Foreign intelligence services’ modus operandi

Sweden and Swedish interests are targets of ongoing, long-term and
systematic intelligence activities. Other countries have intelligence
officers posted here. Some of them are declared as such; they conduct
lawful intelligence activities and we cooperate with them. However, other intelligence officers are in Sweden under false pretences.

People walking in a street

They conduct unlawful intelligence activities; in other words, they try to obtain classified information that could harm national security or damage Sweden in contexts such as international negotiations. These officers often work undercover – masquerading as diplomats, journalists or businessmen.

Intelligence officers frequently use other people, i.e. agents, to obtain classified information from public agencies or companies. Those attempting to obtain classified information in order to hand it over to foreign powers are guilty of espionage, and tend to be commonly referred to as spies. Intelligence officers recruit agents that have or can gain access to confidential information of interest.

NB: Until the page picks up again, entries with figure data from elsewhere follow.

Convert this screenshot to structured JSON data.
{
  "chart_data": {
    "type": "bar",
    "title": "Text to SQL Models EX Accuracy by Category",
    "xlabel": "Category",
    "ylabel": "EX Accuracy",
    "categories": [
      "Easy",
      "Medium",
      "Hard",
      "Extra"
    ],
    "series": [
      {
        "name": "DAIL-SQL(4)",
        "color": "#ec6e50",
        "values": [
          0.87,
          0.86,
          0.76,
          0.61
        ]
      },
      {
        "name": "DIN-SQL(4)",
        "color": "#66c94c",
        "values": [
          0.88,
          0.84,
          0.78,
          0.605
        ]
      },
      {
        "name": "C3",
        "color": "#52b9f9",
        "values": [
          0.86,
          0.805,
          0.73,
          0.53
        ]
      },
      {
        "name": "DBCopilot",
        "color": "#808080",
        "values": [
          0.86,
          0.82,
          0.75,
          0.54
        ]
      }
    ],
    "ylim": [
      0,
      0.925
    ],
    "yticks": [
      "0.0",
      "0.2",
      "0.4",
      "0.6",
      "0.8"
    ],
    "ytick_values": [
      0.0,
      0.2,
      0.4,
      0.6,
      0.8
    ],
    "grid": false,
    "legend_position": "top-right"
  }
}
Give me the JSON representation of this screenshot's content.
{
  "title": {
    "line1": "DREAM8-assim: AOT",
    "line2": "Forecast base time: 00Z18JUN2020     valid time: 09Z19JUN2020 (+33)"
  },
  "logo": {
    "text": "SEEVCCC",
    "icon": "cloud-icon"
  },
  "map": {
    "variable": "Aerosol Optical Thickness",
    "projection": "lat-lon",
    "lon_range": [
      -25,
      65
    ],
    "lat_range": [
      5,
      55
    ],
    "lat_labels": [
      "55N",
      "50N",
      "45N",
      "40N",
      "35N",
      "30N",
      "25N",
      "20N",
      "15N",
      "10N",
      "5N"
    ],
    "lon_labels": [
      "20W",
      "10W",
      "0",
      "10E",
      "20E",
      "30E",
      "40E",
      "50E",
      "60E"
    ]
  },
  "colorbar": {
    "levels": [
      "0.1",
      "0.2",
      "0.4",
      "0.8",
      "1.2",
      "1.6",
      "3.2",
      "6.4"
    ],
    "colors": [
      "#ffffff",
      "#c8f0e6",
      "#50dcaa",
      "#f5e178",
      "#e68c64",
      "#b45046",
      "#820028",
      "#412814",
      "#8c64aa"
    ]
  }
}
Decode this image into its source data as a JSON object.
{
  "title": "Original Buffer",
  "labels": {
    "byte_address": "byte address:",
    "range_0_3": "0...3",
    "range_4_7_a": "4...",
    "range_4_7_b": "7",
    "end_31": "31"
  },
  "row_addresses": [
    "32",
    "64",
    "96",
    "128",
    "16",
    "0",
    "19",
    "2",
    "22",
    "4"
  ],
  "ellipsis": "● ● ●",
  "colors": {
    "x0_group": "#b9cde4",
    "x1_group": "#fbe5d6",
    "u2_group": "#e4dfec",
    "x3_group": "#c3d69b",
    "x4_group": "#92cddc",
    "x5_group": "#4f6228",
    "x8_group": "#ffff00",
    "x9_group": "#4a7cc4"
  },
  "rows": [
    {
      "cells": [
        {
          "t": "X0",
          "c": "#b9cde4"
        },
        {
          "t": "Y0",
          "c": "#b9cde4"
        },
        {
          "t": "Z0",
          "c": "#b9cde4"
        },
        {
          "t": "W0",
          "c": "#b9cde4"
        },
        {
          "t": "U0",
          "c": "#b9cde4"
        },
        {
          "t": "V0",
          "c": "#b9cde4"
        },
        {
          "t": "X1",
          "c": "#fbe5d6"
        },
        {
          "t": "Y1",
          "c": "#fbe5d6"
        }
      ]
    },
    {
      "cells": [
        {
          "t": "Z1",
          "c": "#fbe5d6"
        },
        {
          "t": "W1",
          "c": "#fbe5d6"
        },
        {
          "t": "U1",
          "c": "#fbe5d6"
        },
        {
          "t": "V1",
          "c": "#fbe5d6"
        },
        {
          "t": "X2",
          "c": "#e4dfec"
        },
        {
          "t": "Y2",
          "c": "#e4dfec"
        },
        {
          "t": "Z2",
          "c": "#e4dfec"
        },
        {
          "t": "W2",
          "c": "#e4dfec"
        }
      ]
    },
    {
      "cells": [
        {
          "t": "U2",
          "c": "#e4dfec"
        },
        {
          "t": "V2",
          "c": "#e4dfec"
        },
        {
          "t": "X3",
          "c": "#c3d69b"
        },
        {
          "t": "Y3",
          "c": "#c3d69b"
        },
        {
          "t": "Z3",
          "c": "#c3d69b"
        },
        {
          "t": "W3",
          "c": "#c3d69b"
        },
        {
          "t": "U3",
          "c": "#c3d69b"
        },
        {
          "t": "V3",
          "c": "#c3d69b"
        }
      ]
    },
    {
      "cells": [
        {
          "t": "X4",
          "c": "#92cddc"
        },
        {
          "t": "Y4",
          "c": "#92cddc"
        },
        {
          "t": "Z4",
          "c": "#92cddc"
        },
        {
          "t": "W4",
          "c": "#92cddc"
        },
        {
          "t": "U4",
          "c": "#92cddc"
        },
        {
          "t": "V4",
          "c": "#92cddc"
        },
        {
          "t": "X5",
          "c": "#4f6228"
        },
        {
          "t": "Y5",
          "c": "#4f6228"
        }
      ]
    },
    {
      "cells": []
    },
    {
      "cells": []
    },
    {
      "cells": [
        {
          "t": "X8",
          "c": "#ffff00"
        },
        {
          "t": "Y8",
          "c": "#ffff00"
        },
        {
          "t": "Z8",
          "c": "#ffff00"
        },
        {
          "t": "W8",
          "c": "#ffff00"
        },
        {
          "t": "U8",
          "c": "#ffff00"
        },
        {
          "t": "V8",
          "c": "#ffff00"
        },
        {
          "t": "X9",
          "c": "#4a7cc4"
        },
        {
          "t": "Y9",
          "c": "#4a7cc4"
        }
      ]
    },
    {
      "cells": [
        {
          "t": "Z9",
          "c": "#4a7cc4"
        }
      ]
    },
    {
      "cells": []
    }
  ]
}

Such an agent could be an employee or consultant involved in a security-sensitive activity in a Swedish company, a researcher at a Swedish university, or an employee in the Swedish Police or Armed Forces.

Lawful versus unlawful intelligence gathering

Lawful. Intelligence activities involve the gathering and processing of information with a view to using that information for a specific purpose. Intelligence activities are not unlawful per se.
Unlawful. Intelligence activities become unlawful when someone, acting on behalf of a foreign power, gathers information which could harm another state’s security if this information were to be disclosed. Intelligence activities also become unlawful when someone, on behalf of a foreign power, gathers information about the personal circumstances of others. For such intelligence activities, foreign powers may recruit individuals who already have, or may gain, access to information deemed to be of value.
Espionage is seeking to obtain sensitive or classified information of vital importance to national security with the aim of passing this information on to a foreign power.